MeiMontanari19 consider still another data model, where [math]z[/math] is drawn uniformly randomly on a [math]d[/math]-sphere, and [math]y = f(z)+\varepsilon[/math], such that [math]\mathbb E[\varepsilon]=0[/math] and [math]\varepsilon[/math] has finite fourth moment. The ridgeless linear regression is then over some random features [math]x_i = \sigma(Wz_i)[/math], where [math]\sigma[/math] applies component-wisely and [math]W[/math] has random rows of [math]\ell_2[/math]-norm equal to 1. They prove that this yields a double descent.
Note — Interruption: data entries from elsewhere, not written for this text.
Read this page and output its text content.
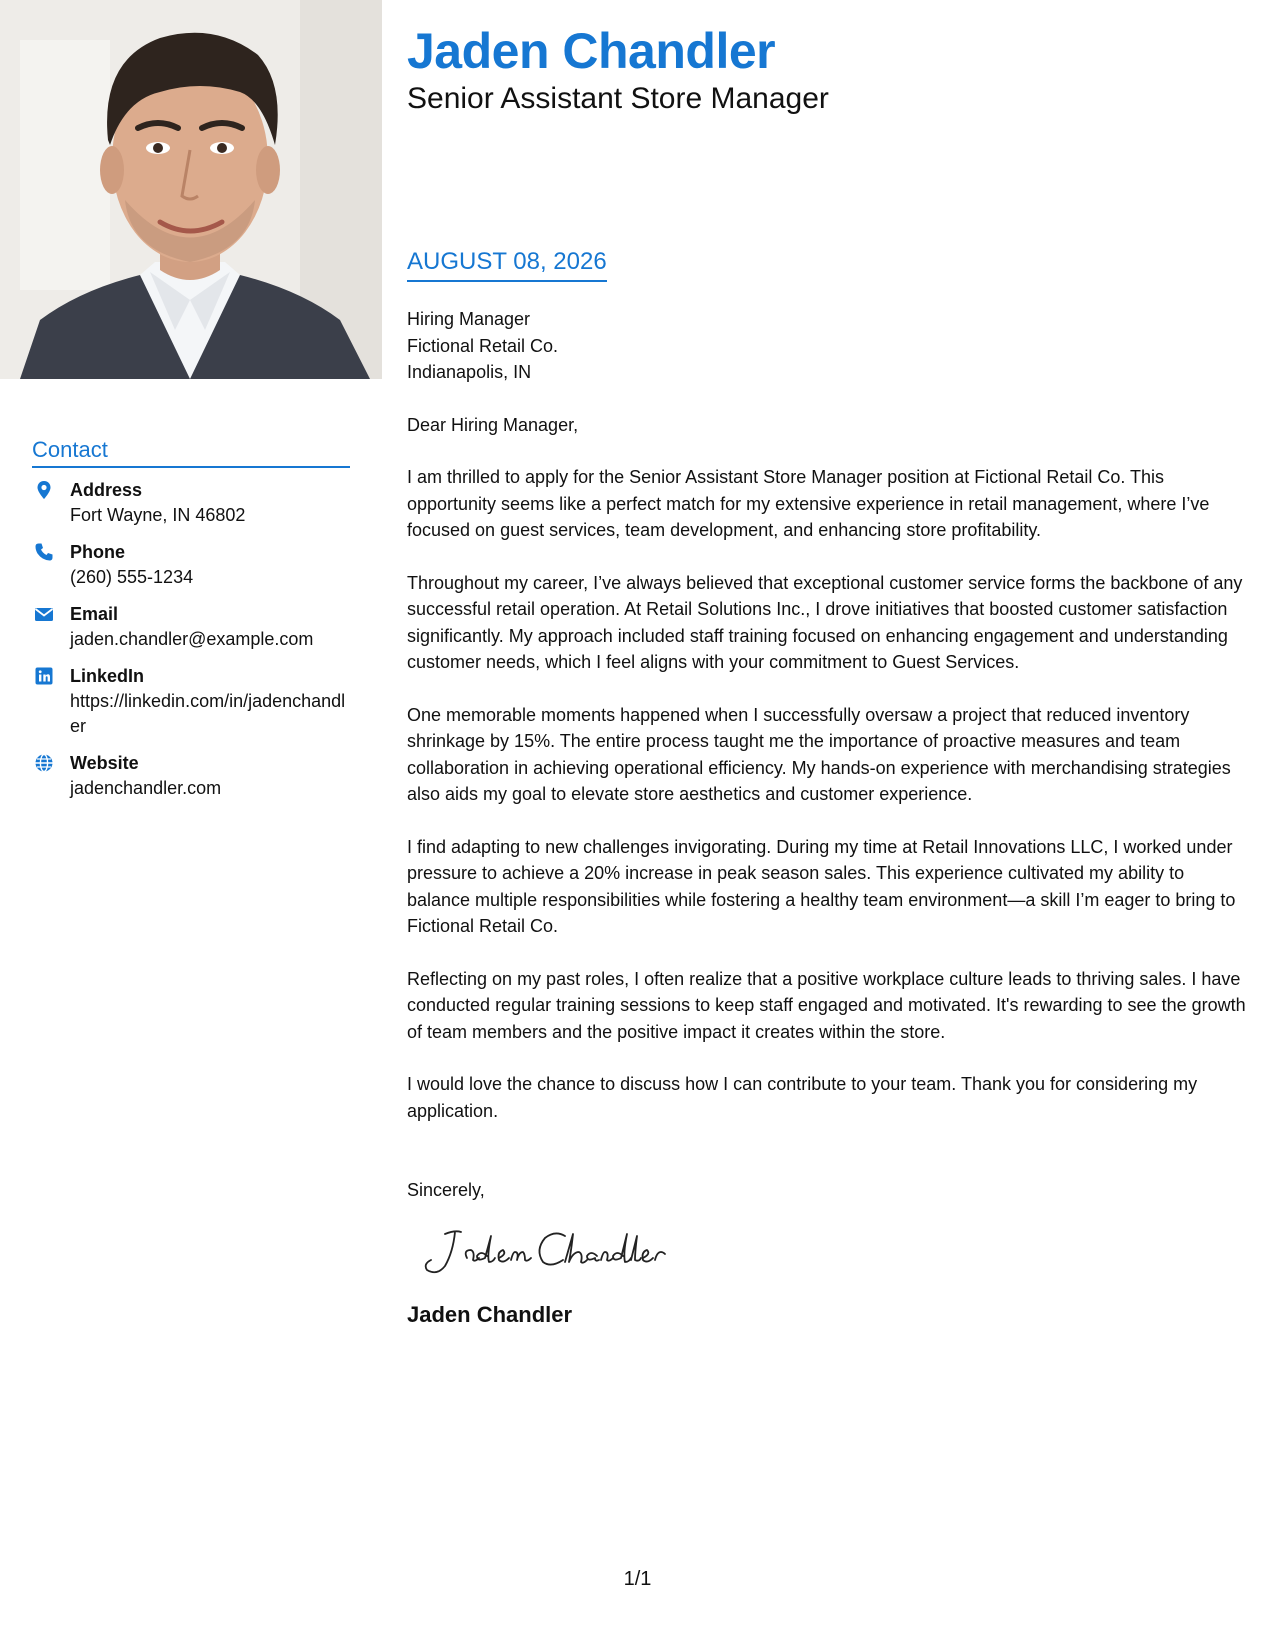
Contact
Address
Fort Wayne, IN 46802
Phone
(260) 555-1234
Email
jaden.chandler@example.com
LinkedIn
https://linkedin.com/in/jadenchandler
Website
jadenchandler.com
Jaden Chandler
Senior Assistant Store Manager
AUGUST 08, 2026
Hiring Manager
Fictional Retail Co.
Indianapolis, IN

Dear Hiring Manager,

I am thrilled to apply for the Senior Assistant Store Manager position at Fictional Retail Co. This opportunity seems like a perfect match for my extensive experience in retail management, where I’ve focused on guest services, team development, and enhancing store profitability.

Throughout my career, I’ve always believed that exceptional customer service forms the backbone of any successful retail operation. At Retail Solutions Inc., I drove initiatives that boosted customer satisfaction significantly. My approach included staff training focused on enhancing engagement and understanding customer needs, which I feel aligns with your commitment to Guest Services.

One memorable moments happened when I successfully oversaw a project that reduced inventory shrinkage by 15%. The entire process taught me the importance of proactive measures and team collaboration in achieving operational efficiency. My hands-on experience with merchandising strategies also aids my goal to elevate store aesthetics and customer experience.

I find adapting to new challenges invigorating. During my time at Retail Innovations LLC, I worked under pressure to achieve a 20% increase in peak season sales. This experience cultivated my ability to balance multiple responsibilities while fostering a healthy team environment—a skill I’m eager to bring to Fictional Retail Co.

Reflecting on my past roles, I often realize that a positive workplace culture leads to thriving sales. I have conducted regular training sessions to keep staff engaged and motivated. It's rewarding to see the growth of team members and the positive impact it creates within the store.

I would love the chance to discuss how I can contribute to your team. Thank you for considering my application.

Sincerely,

Jaden Chandler
1/1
JSSHG20 study a random feature model where the true function and the features are drawn from a Gaussian process. They prove an upper-bound between a regularized Bayesian posterior prediction at a point [math]x[/math] and the expectation of the (slightly differently) regularized random feature prediction at this point, which can be argued to go to zero under reasonable assumptions, as the number of parameters goes to infinity. Moreover, as the regularization goes to zero, the random feature linear regression comes closer to the Bayesian posterior prediction. They also prove a bound between the expected loss of the regularized random feature model and that of the regularized kernel model. They also show that the "effective ridge" [math]\tilde \lambda[/math] (i.e. ridge of the kernel method equivalent to the ridge [math]\lambda[/math] of the random feature regression) is key to understanding the variance explosion. In particular, they relate it to the explosion of [math]\partial_\lambda \tilde \lambda[/math]. An interesting insight is that the adequate linear regression regularization should thus be smaller than (and can be exactly computed from) the kernel method ridge.